Manolo Garduño en La Pasión

Manolo Garduño lleva prácticamente toda una vida delante del Señor del Soberano Poder ante Caifás. Medio siglo después de asumir el martillo de San Gonzalo con apenas 16 años, el capataz repasó en La Pasión una trayectoria marcada por la devoción, la responsabilidad y el vínculo con una cuadrilla que considera parte esencial de su vida en una entrevista cara a cara con Víctor García Rayo.

Garduño recordó sus inicios en 1976, tras el accidente de Juan Vizcaya, cuando la propia cuadrilla pidió que tomara las riendas del paso. “Con 16 años se me nombró capataz. Evidentemente, una locura que no se entiende sin el contexto de la época”, explicó. También rememoró el complicado Lunes Santo de 1980, cuando la cuadrilla tuvo que acudir de urgencia para relevar el paso en plena calle.

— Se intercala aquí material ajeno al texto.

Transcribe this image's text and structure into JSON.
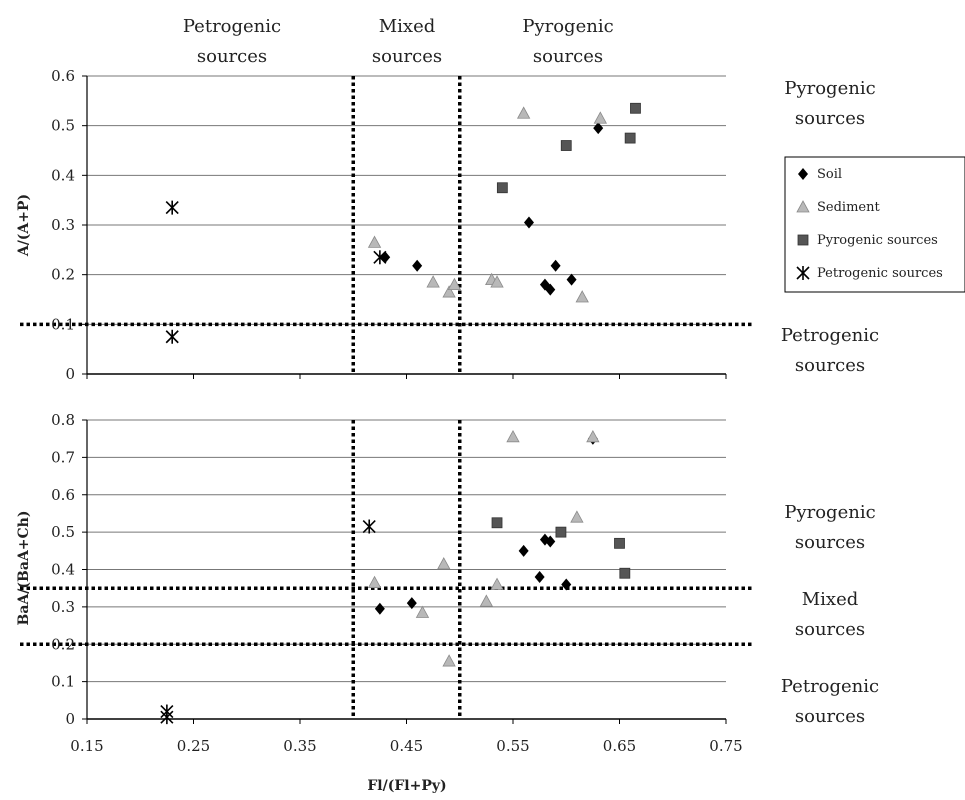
{
  "header_labels": {
    "petrogenic": [
      "Petrogenic",
      "sources"
    ],
    "mixed": [
      "Mixed",
      "sources"
    ],
    "pyrogenic": [
      "Pyrogenic",
      "sources"
    ]
  },
  "right_labels": {
    "top_pyrogenic": [
      "Pyrogenic",
      "sources"
    ],
    "top_petrogenic": [
      "Petrogenic",
      "sources"
    ],
    "bottom_pyrogenic": [
      "Pyrogenic",
      "sources"
    ],
    "bottom_mixed": [
      "Mixed",
      "sources"
    ],
    "bottom_petrogenic": [
      "Petrogenic",
      "sources"
    ]
  },
  "legend": [
    {
      "label": "Soil",
      "marker": "diamond"
    },
    {
      "label": "Sediment",
      "marker": "triangle"
    },
    {
      "label": "Pyrogenic sources",
      "marker": "square"
    },
    {
      "label": "Petrogenic sources",
      "marker": "asterisk"
    }
  ],
  "colors": {
    "soil": "#000000",
    "sediment": "#b8b8b8",
    "pyrogenic": "#555555",
    "petrogenic": "#000000"
  },
  "chart_data": [
    {
      "type": "scatter",
      "ylabel": "A/(A+P)",
      "xlabel": "",
      "xlim": [
        0.15,
        0.75
      ],
      "ylim": [
        0,
        0.6
      ],
      "yticks": [
        "0",
        "0.1",
        "0.2",
        "0.3",
        "0.4",
        "0.5",
        "0.6"
      ],
      "grid": true,
      "thresholds": {
        "x": [
          0.4,
          0.5
        ],
        "y": [
          0.1
        ]
      },
      "series": [
        {
          "name": "Soil",
          "x": [
            0.43,
            0.46,
            0.565,
            0.58,
            0.585,
            0.59,
            0.605,
            0.63
          ],
          "y": [
            0.235,
            0.218,
            0.305,
            0.18,
            0.17,
            0.218,
            0.19,
            0.495
          ]
        },
        {
          "name": "Sediment",
          "x": [
            0.42,
            0.475,
            0.49,
            0.495,
            0.53,
            0.535,
            0.56,
            0.615,
            0.632
          ],
          "y": [
            0.265,
            0.185,
            0.165,
            0.18,
            0.19,
            0.185,
            0.525,
            0.155,
            0.515
          ]
        },
        {
          "name": "Pyrogenic sources",
          "x": [
            0.54,
            0.6,
            0.66,
            0.665
          ],
          "y": [
            0.375,
            0.46,
            0.475,
            0.535
          ]
        },
        {
          "name": "Petrogenic sources",
          "x": [
            0.23,
            0.23,
            0.425
          ],
          "y": [
            0.335,
            0.075,
            0.235
          ]
        }
      ]
    },
    {
      "type": "scatter",
      "ylabel": "BaA/(BaA+Ch)",
      "xlabel": "Fl/(Fl+Py)",
      "xlim": [
        0.15,
        0.75
      ],
      "ylim": [
        0,
        0.8
      ],
      "xticks": [
        "0.15",
        "0.25",
        "0.35",
        "0.45",
        "0.55",
        "0.65",
        "0.75"
      ],
      "yticks": [
        "0",
        "0.1",
        "0.2",
        "0.3",
        "0.4",
        "0.5",
        "0.6",
        "0.7",
        "0.8"
      ],
      "grid": true,
      "thresholds": {
        "x": [
          0.4,
          0.5
        ],
        "y": [
          0.2,
          0.35
        ]
      },
      "series": [
        {
          "name": "Soil",
          "x": [
            0.425,
            0.455,
            0.56,
            0.575,
            0.58,
            0.585,
            0.6,
            0.625
          ],
          "y": [
            0.295,
            0.31,
            0.45,
            0.38,
            0.48,
            0.475,
            0.36,
            0.75
          ]
        },
        {
          "name": "Sediment",
          "x": [
            0.42,
            0.465,
            0.485,
            0.49,
            0.525,
            0.535,
            0.55,
            0.61,
            0.625
          ],
          "y": [
            0.365,
            0.285,
            0.415,
            0.155,
            0.315,
            0.36,
            0.755,
            0.54,
            0.755
          ]
        },
        {
          "name": "Pyrogenic sources",
          "x": [
            0.535,
            0.595,
            0.65,
            0.655
          ],
          "y": [
            0.525,
            0.5,
            0.47,
            0.39
          ]
        },
        {
          "name": "Petrogenic sources",
          "x": [
            0.225,
            0.225,
            0.415
          ],
          "y": [
            0.02,
            0.005,
            0.515
          ]
        }
      ]
    }
  ]
}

El capataz definió al Soberano como una presencia cercana, casi familiar. “Me lo hace muy cercano, como si fuera un amigo”, afirmó. En su memoria permanece el primer encuentro con la imagen, cuando la vio recién llegada a Sevilla en una caja de cartón: “No podía suponer que lo que estaba viendo en ese momento me iba a marcar tanto la vida”.

Sobre su futuro, Garduño reconoció que aún no piensa en retirarse mientras mantenga la ilusión y la fuerza: “Mientras tenga ese pellizco todos los Lunes Santo, seguiré”. No obstante, admitió que el día de la despedida será especialmente duro: “Seguro que el llanto se escuchará más que mis palabras”.

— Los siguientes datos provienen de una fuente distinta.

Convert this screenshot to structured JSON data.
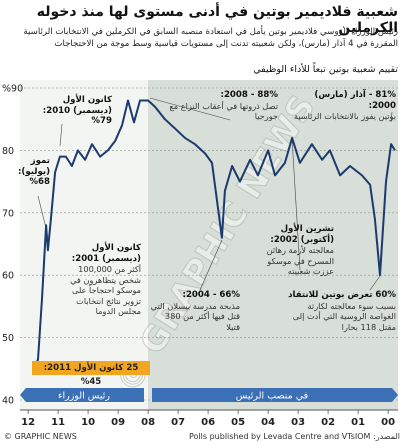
{
  "chart_data": {
    "type": "line",
    "title": "شعبية فلاديمير بوتين في أدنى مستوى لها منذ دخوله الكرملين",
    "subtitle": "رئيس الوزراء الروسي فلاديمير بوتين يأمل في استعادة منصبه السابق في الكرملين في الانتخابات الرئاسية المقررة في 4 آذار (مارس)، ولكن شعبيته تدنت إلى مستويات قياسية وسط موجة من الاحتجاجات",
    "chart_label": "تقييم شعبية بوتين تبعاً للأداء الوظيفي",
    "x": [
      1999.77,
      1999.9,
      2000.07,
      2000.27,
      2000.44,
      2000.6,
      2000.87,
      2001.27,
      2001.6,
      2001.94,
      2002.2,
      2002.54,
      2002.94,
      2003.2,
      2003.44,
      2003.77,
      2004.0,
      2004.34,
      2004.6,
      2004.94,
      2005.2,
      2005.44,
      2005.54,
      2005.87,
      2006.1,
      2006.44,
      2006.77,
      2007.1,
      2007.44,
      2007.77,
      2008.0,
      2008.27,
      2008.47,
      2008.67,
      2008.87,
      2009.1,
      2009.34,
      2009.6,
      2009.87,
      2010.1,
      2010.34,
      2010.54,
      2010.74,
      2010.94,
      2011.1,
      2011.24,
      2011.34,
      2011.4,
      2011.54,
      2011.67,
      2011.8
    ],
    "series": [
      {
        "color": "#1b3a6e",
        "values": [
          80,
          81,
          75,
          60,
          69,
          74.5,
          76,
          77.5,
          76,
          80,
          78.5,
          81,
          78,
          82,
          78,
          76,
          80,
          76,
          78.5,
          75,
          77.5,
          73.5,
          66,
          78,
          79.5,
          81,
          82,
          83.5,
          85,
          87,
          88,
          88,
          84.5,
          88,
          84,
          81.5,
          80,
          79,
          81,
          78.5,
          80,
          77.5,
          79,
          79,
          76.5,
          69,
          64,
          68,
          56,
          46.5,
          45
        ]
      }
    ],
    "xlim": [
      2012.27,
      1999.67
    ],
    "xticks": [
      {
        "value": 2012,
        "label": "12"
      },
      {
        "value": 2011,
        "label": "11"
      },
      {
        "value": 2010,
        "label": "10"
      },
      {
        "value": 2009,
        "label": "09"
      },
      {
        "value": 2008,
        "label": "08"
      },
      {
        "value": 2007,
        "label": "07"
      },
      {
        "value": 2006,
        "label": "06"
      },
      {
        "value": 2005,
        "label": "05"
      },
      {
        "value": 2004,
        "label": "04"
      },
      {
        "value": 2003,
        "label": "03"
      },
      {
        "value": 2002,
        "label": "02"
      },
      {
        "value": 2001,
        "label": "01"
      },
      {
        "value": 2000,
        "label": "00"
      }
    ],
    "ylim": [
      40,
      90
    ],
    "yticks": [
      40,
      50,
      60,
      70,
      80,
      {
        "value": 90,
        "label": "%90"
      }
    ],
    "grid": true,
    "annotations": [
      {
        "head": "81% - آذار (مارس) 2000:",
        "text": "بوتين يفوز بالانتخابات الرئاسية"
      },
      {
        "head": "88% - 2008:",
        "text": "تصل ذروتها في أعقاب النزاع مع جورجيا"
      },
      {
        "head": "كانون الأول (ديسمبر) 2010: 79%",
        "text": ""
      },
      {
        "head": "تموز (يوليو): 68%",
        "text": ""
      },
      {
        "head": "كانون الأول (ديسمبر) 2001:",
        "text": "أكثر من 100,000 شخص يتظاهرون في موسكو احتجاجاً على تزوير نتائج انتخابات مجلس الدوما"
      },
      {
        "head": "تشرين الأول (أكتوبر) 2002:",
        "text": "معالجته لأزمة رهائن المسرح في موسكو عززت شعبيته"
      },
      {
        "head": "66% - 2004:",
        "text": "مذبحة مدرسة بيسلان التي قتل فيها أكثر من 380 قتيلا"
      },
      {
        "head": "60% تعرض بوتين للانتقاد",
        "text": "بسبب سوء معالجته لكارثة الغواصة الروسية التي أدت إلى مقتل 118 بحارا"
      }
    ],
    "low_label": "25 كانون الأول 2011: 45%",
    "eras": [
      "رئيس الوزراء",
      "في منصب الرئيس"
    ],
    "watermark": "© GRAPHIC NEWS",
    "credit": "© GRAPHIC NEWS",
    "source": "المصدر: Polls published by Levada Centre and VTsIOM"
  }
}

El capataz también habló de su cuadrilla, a la que definió como “los pies del Soberano”, y destacó la importancia del ambiente interno, la confianza y la hermandad bajo las trabajaderas. “Para mí es importantísimo que haya buen ambiente debajo del paso”, señaló. Además, confirmó que ya ha dado pasos para preparar el relevo, incorporando a Fede Barrero al equipo exterior como posible continuador natural cuando llegue el momento.

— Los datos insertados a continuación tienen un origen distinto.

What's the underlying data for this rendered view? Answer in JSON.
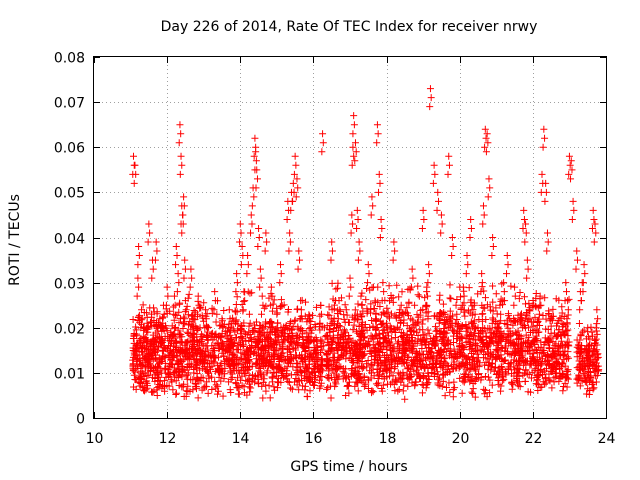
{
  "chart_data": {
    "type": "scatter",
    "title": "Day 226 of 2014, Rate Of TEC Index for receiver nrwy",
    "xlabel": "GPS time / hours",
    "ylabel": "ROTI / TECUs",
    "xlim": [
      10,
      24
    ],
    "ylim": [
      0,
      0.08
    ],
    "xticks": [
      10,
      12,
      14,
      16,
      18,
      20,
      22,
      24
    ],
    "yticks": [
      0,
      0.01,
      0.02,
      0.03,
      0.04,
      0.05,
      0.06,
      0.07,
      0.08
    ],
    "ytick_labels": [
      "0",
      "0.01",
      "0.02",
      "0.03",
      "0.04",
      "0.05",
      "0.06",
      "0.07",
      "0.08"
    ],
    "grid": true,
    "marker": "+",
    "series": [
      {
        "name": "ROTI",
        "color": "#ff0000",
        "x": [
          11.08,
          11.12,
          11.15,
          11.2,
          11.22,
          11.25,
          11.3,
          11.35,
          11.4,
          11.45,
          11.5,
          11.55,
          11.6,
          11.62,
          11.7,
          11.75,
          11.8,
          11.85,
          11.9,
          11.95,
          12.0,
          12.05,
          12.1,
          12.15,
          12.2,
          12.25,
          12.3,
          12.35,
          12.38,
          12.4,
          12.42,
          12.45,
          12.48,
          12.5,
          12.55,
          12.6,
          12.65,
          12.7,
          12.75,
          12.8,
          12.85,
          12.9,
          12.95,
          13.0,
          13.05,
          13.1,
          13.2,
          13.3,
          13.4,
          13.5,
          13.6,
          13.7,
          13.8,
          13.9,
          14.0,
          14.05,
          14.1,
          14.15,
          14.2,
          14.25,
          14.3,
          14.35,
          14.4,
          14.42,
          14.45,
          14.5,
          14.55,
          14.6,
          14.65,
          14.7,
          14.75,
          14.8,
          14.85,
          14.9,
          14.95,
          15.0,
          15.1,
          15.2,
          15.3,
          15.35,
          15.4,
          15.45,
          15.5,
          15.55,
          15.6,
          15.65,
          15.7,
          15.8,
          15.9,
          16.0,
          16.1,
          16.2,
          16.25,
          16.3,
          16.4,
          16.5,
          16.6,
          16.7,
          16.8,
          16.9,
          17.0,
          17.05,
          17.08,
          17.1,
          17.15,
          17.2,
          17.25,
          17.3,
          17.4,
          17.5,
          17.6,
          17.7,
          17.75,
          17.8,
          17.85,
          17.9,
          18.0,
          18.1,
          18.2,
          18.3,
          18.4,
          18.5,
          18.6,
          18.7,
          18.8,
          18.9,
          19.0,
          19.1,
          19.15,
          19.2,
          19.3,
          19.4,
          19.5,
          19.6,
          19.7,
          19.8,
          19.9,
          20.0,
          20.1,
          20.2,
          20.3,
          20.4,
          20.5,
          20.6,
          20.65,
          20.7,
          20.75,
          20.8,
          20.9,
          21.0,
          21.1,
          21.2,
          21.3,
          21.4,
          21.5,
          21.6,
          21.7,
          21.75,
          21.8,
          21.85,
          21.9,
          22.0,
          22.1,
          22.2,
          22.25,
          22.3,
          22.35,
          22.4,
          22.6,
          22.7,
          22.8,
          22.9,
          22.95,
          23.0,
          23.05,
          23.1,
          23.2,
          23.3,
          23.35,
          23.4,
          23.5,
          23.6,
          23.65,
          23.7,
          23.75
        ],
        "y": [
          0.058,
          0.056,
          0.015,
          0.031,
          0.038,
          0.012,
          0.024,
          0.018,
          0.01,
          0.021,
          0.043,
          0.016,
          0.035,
          0.013,
          0.039,
          0.009,
          0.022,
          0.017,
          0.025,
          0.011,
          0.029,
          0.014,
          0.019,
          0.012,
          0.027,
          0.038,
          0.032,
          0.065,
          0.058,
          0.047,
          0.045,
          0.049,
          0.035,
          0.026,
          0.019,
          0.014,
          0.033,
          0.022,
          0.017,
          0.011,
          0.027,
          0.02,
          0.013,
          0.016,
          0.024,
          0.012,
          0.018,
          0.028,
          0.011,
          0.022,
          0.015,
          0.024,
          0.013,
          0.032,
          0.043,
          0.038,
          0.028,
          0.017,
          0.036,
          0.023,
          0.045,
          0.051,
          0.062,
          0.059,
          0.055,
          0.042,
          0.033,
          0.027,
          0.019,
          0.041,
          0.014,
          0.021,
          0.029,
          0.012,
          0.017,
          0.023,
          0.034,
          0.013,
          0.048,
          0.041,
          0.05,
          0.052,
          0.058,
          0.053,
          0.037,
          0.026,
          0.018,
          0.011,
          0.022,
          0.014,
          0.017,
          0.025,
          0.063,
          0.02,
          0.013,
          0.039,
          0.011,
          0.026,
          0.018,
          0.009,
          0.031,
          0.045,
          0.06,
          0.067,
          0.061,
          0.046,
          0.039,
          0.027,
          0.018,
          0.034,
          0.049,
          0.022,
          0.065,
          0.054,
          0.044,
          0.03,
          0.021,
          0.015,
          0.039,
          0.012,
          0.025,
          0.017,
          0.011,
          0.033,
          0.021,
          0.014,
          0.046,
          0.029,
          0.034,
          0.073,
          0.056,
          0.05,
          0.045,
          0.023,
          0.058,
          0.04,
          0.025,
          0.016,
          0.029,
          0.036,
          0.044,
          0.025,
          0.02,
          0.032,
          0.047,
          0.064,
          0.063,
          0.053,
          0.04,
          0.017,
          0.025,
          0.03,
          0.036,
          0.016,
          0.029,
          0.012,
          0.022,
          0.046,
          0.043,
          0.035,
          0.024,
          0.019,
          0.015,
          0.027,
          0.054,
          0.064,
          0.052,
          0.041,
          0.012,
          0.016,
          0.021,
          0.03,
          0.026,
          0.058,
          0.057,
          0.048,
          0.037,
          0.028,
          0.03,
          0.034,
          0.02,
          0.016,
          0.046,
          0.043,
          0.024
        ]
      }
    ],
    "dense_cluster_segments": [
      {
        "xmin": 11.05,
        "xmax": 16.25,
        "ylow": 0.004,
        "yhigh": 0.028
      },
      {
        "xmin": 16.35,
        "xmax": 23.0,
        "ylow": 0.004,
        "yhigh": 0.03
      },
      {
        "xmin": 23.2,
        "xmax": 23.8,
        "ylow": 0.005,
        "yhigh": 0.022
      }
    ]
  }
}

Durante la entrevista, Garduño también reflexionó sobre el significado de ser capataz y la responsabilidad que implica dirigir a una cuadrilla de más de un centenar de hombres. Para el veterano cofrade, la técnica es importante, pero aún más lo es el factor humano. “Lo más difícil es llevar al grupo”, aseguró, insistiendo en que la convivencia y la unión son fundamentales para que todo funcione bajo el paso. “Un paso muy igualado es importante, pero si no hay buen ambiente, esto se pone complicado”, afirmó.